Скорабевский так и замял это дело. В то время Репа пользовался особым его расположением. Бабы даже шептали друг другу на ушко, что Репа приходится ему сыном.
— Оно и видно,— прибавляли они,— у него и амбиция дворянская.
Но это было не так, хотя мать Репы знали все, а отца никто. Сам Репа сначала жил в наемной избе и арендовал три морга, а потом так и остался на них, когда стали раздавать землю. Хозяин он был хороший, так что дела его пошли недурно. Жена у него была такая, какой и с огнем не сыщешь. Одним словом, все шло бы прекрасно, если бы не то, что он любил выпить.

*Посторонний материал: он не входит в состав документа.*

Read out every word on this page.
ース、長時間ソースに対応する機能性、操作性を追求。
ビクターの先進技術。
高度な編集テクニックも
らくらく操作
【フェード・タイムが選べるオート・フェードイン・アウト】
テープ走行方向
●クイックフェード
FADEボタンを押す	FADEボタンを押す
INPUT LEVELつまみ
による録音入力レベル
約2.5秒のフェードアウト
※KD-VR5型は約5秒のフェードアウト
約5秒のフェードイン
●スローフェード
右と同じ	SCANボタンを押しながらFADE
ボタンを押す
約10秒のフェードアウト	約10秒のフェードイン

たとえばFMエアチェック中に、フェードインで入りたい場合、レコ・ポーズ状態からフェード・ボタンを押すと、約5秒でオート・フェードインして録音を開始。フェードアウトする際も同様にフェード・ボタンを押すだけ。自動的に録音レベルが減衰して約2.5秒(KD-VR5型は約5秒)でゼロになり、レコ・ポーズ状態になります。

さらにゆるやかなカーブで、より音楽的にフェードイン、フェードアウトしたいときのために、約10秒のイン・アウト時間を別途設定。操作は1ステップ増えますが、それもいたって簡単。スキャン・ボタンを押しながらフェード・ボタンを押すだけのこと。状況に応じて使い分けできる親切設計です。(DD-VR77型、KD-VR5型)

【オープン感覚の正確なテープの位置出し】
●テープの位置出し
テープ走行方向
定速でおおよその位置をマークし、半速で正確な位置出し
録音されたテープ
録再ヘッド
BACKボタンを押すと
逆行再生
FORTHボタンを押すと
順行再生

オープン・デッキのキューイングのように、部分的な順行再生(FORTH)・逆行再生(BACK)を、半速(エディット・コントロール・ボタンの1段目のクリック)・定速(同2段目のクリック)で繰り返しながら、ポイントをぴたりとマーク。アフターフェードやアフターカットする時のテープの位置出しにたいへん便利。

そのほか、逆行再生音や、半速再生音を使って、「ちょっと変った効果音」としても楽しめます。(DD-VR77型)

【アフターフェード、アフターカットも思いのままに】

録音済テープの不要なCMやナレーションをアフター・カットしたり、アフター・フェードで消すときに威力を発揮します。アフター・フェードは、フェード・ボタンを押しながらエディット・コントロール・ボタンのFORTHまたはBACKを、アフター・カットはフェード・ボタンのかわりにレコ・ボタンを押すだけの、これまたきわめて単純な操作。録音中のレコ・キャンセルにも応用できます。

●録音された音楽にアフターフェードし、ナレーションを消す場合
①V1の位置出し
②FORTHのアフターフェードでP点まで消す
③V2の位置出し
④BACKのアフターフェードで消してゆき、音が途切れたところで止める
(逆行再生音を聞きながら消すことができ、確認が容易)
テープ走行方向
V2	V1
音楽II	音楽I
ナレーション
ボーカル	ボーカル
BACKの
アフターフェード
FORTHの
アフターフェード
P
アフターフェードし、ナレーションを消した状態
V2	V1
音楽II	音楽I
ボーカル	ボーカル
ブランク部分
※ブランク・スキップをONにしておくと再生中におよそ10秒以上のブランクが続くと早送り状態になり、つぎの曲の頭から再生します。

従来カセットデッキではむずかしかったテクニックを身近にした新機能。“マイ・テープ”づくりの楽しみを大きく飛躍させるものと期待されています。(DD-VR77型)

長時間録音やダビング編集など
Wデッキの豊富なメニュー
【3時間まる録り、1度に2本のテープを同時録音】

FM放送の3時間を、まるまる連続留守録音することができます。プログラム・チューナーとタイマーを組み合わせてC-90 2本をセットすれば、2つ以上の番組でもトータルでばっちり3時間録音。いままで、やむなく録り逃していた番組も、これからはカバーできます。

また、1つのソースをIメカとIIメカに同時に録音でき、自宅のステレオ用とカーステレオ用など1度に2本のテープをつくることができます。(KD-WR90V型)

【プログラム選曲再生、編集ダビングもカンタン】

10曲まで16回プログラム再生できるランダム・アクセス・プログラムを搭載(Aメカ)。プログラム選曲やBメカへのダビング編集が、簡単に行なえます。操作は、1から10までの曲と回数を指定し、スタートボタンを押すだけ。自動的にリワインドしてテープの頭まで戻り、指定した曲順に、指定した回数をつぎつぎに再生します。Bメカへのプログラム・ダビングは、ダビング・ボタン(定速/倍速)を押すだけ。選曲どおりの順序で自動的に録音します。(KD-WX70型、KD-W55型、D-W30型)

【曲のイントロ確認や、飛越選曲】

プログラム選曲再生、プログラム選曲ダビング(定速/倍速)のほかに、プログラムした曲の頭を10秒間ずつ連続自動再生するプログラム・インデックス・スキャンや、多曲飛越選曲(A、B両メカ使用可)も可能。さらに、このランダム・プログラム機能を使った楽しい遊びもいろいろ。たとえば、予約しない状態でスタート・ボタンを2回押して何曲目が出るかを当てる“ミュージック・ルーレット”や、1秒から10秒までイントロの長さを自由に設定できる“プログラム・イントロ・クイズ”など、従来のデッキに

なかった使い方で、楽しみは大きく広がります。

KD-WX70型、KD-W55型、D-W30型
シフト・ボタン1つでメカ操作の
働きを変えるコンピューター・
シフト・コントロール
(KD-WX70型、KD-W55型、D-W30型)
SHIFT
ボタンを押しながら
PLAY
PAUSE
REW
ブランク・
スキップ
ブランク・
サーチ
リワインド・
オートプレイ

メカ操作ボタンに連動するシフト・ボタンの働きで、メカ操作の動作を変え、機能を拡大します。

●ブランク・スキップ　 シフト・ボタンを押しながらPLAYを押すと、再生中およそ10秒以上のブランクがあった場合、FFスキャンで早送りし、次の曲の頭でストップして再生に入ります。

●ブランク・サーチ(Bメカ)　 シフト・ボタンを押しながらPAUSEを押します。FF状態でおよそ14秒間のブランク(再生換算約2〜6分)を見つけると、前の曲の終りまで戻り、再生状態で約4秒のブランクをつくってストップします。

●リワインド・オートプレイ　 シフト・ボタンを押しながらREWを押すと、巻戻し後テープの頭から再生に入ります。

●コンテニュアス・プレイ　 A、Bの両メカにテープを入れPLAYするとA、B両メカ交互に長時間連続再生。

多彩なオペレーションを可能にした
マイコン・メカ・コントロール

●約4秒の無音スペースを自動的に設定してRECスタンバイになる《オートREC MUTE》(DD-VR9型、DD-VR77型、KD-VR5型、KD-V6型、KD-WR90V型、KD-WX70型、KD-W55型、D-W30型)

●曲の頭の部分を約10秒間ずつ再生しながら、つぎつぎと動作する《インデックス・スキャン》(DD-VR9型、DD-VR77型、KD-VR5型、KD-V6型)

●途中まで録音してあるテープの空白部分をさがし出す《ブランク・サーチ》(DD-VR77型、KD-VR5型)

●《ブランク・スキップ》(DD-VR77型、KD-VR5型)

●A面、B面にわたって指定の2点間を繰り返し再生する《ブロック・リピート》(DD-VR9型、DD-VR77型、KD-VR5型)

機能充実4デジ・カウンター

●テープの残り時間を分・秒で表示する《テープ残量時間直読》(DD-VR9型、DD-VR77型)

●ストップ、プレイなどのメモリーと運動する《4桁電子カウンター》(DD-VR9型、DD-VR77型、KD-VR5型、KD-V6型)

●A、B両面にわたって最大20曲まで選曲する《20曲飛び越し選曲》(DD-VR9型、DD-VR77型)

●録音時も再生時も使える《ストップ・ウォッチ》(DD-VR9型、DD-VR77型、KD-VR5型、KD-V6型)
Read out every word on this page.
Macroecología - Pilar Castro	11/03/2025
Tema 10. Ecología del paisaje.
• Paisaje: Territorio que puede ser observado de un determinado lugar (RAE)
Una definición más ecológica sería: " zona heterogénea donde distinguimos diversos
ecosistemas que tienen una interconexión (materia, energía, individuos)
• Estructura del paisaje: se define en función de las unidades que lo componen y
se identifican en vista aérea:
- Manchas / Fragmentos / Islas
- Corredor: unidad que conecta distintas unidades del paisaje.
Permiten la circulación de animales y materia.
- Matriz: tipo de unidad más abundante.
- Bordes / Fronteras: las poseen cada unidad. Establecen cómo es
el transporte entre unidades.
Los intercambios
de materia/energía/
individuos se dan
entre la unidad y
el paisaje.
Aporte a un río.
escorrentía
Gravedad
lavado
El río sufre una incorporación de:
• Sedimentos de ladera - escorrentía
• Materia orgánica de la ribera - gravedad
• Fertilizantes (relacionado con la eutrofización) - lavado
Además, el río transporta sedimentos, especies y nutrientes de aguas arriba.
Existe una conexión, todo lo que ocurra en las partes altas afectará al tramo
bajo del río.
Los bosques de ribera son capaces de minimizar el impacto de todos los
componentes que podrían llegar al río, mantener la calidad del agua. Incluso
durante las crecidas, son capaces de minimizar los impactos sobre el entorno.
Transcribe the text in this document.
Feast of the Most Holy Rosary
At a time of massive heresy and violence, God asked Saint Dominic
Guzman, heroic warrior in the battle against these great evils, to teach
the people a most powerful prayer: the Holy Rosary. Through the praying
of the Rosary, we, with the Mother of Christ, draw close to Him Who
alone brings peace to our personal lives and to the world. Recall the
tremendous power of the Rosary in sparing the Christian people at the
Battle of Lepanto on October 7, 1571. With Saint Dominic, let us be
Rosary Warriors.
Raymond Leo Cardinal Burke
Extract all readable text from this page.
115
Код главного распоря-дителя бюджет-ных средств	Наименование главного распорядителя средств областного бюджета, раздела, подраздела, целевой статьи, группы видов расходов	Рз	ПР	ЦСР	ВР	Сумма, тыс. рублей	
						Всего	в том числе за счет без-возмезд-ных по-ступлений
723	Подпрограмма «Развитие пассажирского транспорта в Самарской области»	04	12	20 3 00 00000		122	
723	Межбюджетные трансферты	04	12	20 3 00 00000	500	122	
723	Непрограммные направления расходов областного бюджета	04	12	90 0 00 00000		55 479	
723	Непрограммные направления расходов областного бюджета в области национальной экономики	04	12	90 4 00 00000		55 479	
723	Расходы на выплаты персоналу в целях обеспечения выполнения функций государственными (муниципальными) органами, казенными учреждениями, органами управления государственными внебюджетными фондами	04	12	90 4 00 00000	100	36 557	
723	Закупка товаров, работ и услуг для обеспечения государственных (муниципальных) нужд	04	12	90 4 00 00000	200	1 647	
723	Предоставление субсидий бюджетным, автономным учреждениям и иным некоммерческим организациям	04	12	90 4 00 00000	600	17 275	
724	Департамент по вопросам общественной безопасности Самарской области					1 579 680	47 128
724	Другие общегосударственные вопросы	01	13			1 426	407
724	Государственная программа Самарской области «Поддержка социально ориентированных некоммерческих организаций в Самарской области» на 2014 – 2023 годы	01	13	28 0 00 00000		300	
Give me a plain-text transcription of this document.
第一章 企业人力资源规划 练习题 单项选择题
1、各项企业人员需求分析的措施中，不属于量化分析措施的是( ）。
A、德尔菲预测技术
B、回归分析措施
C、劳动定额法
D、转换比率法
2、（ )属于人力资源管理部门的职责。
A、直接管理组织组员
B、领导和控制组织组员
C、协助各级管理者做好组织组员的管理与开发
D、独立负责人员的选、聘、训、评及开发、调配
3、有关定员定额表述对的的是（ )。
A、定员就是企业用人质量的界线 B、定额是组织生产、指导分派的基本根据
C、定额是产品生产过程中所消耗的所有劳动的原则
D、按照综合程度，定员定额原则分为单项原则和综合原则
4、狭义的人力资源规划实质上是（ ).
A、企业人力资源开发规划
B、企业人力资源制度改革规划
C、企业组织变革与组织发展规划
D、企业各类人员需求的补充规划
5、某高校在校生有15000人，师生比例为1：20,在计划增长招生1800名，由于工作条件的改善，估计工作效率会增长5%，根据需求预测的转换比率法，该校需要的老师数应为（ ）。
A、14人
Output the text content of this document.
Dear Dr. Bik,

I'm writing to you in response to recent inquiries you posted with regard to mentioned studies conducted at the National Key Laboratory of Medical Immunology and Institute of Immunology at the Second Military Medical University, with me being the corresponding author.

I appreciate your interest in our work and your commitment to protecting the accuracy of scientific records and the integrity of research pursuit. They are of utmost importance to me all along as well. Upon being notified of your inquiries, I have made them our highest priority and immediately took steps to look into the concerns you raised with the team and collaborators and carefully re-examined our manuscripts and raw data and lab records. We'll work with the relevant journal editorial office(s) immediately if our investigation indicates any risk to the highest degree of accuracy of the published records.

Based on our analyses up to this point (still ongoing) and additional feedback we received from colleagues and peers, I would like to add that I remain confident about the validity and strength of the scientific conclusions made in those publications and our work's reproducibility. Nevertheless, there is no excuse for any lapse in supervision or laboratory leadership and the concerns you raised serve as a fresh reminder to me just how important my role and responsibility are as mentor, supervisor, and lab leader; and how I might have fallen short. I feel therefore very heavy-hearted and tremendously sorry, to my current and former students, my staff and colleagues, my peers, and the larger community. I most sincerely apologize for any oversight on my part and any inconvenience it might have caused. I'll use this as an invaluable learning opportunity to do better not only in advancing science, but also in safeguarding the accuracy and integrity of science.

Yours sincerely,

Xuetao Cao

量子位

Но этому горю не поможешь. Всякому, кто пробовал его усовещать, он одно отвечал:
— Не твое дело, на свои пью, а не па чужие.
В деревне он никого не боялся и подчинялся одному только писарю. Бывало, как завидит па дороге: шагают на длинных ногах вздернутый нос и козлиная борода под зеленой шапкой, так еще издали кланяется. Про него писарь тоже кое-что знал. Велели Репе во время беспорядков возить какие-то бумаги, он и возил. Ему-то что? Да и всего-то было ему в ту пору пятнадцать лет, и он еще пас свиней и гусей. А уж потом он сообразил, что за эти бумаги, пожалуй, и ему придется отвечать, и стал побаиваться писаря.
Таков-то был Репа,
Когда он, приехав из лесу, вошел в избу, жена с плачем бросилась к нему и давай причитать:
— Недолго уж на тебя, моего милого, глаза мои будут глядеть, недолго уж мне для тебя стряпать да стирать. Пойдешь ты, горемыка, на край света.
Репа удивился:
— Белены ты объелась, что ли, или тебя что укусило?
— И белены я не объелась, и не укусило меня, а только был здесь писарь и говорил, что никак тебе не миновать солдатчины... Ох! Пойдешь ты, пойдешь на край света.
Тут он стал ее расспрашивать, и она рассказала ему все, только об ухаживаниях писаря промолчала, боясь, как бы он не наговорил чего-нибудь лишнего или, упаси бог, не избил бы его и хуже бы не повредил себе.
— Вот дура! — сказал наконец Репа. — Ну, чего плачешь? В солдаты меня не возьмут, потому что я вышел из лет; опять же земля есть у меня, изба есть, да еще ты, дура, да этот чертенок! — Говоря это, он указал на колыбель, в которой «чертенок», то есть здоровый годовалый мальчишка, отчаянно болтал ногами и орал благим матом. Жена утерла фартуком глаза и сказала:
— Это все пустое. Что же он, не знает про бумаги, как ты их возил из лесу да в лес?
Репа почесал затылок.
— Знать-то знает.
И, помолчав, прибавил:
— Пойду с ним потолкую. Авось уж не так страшно.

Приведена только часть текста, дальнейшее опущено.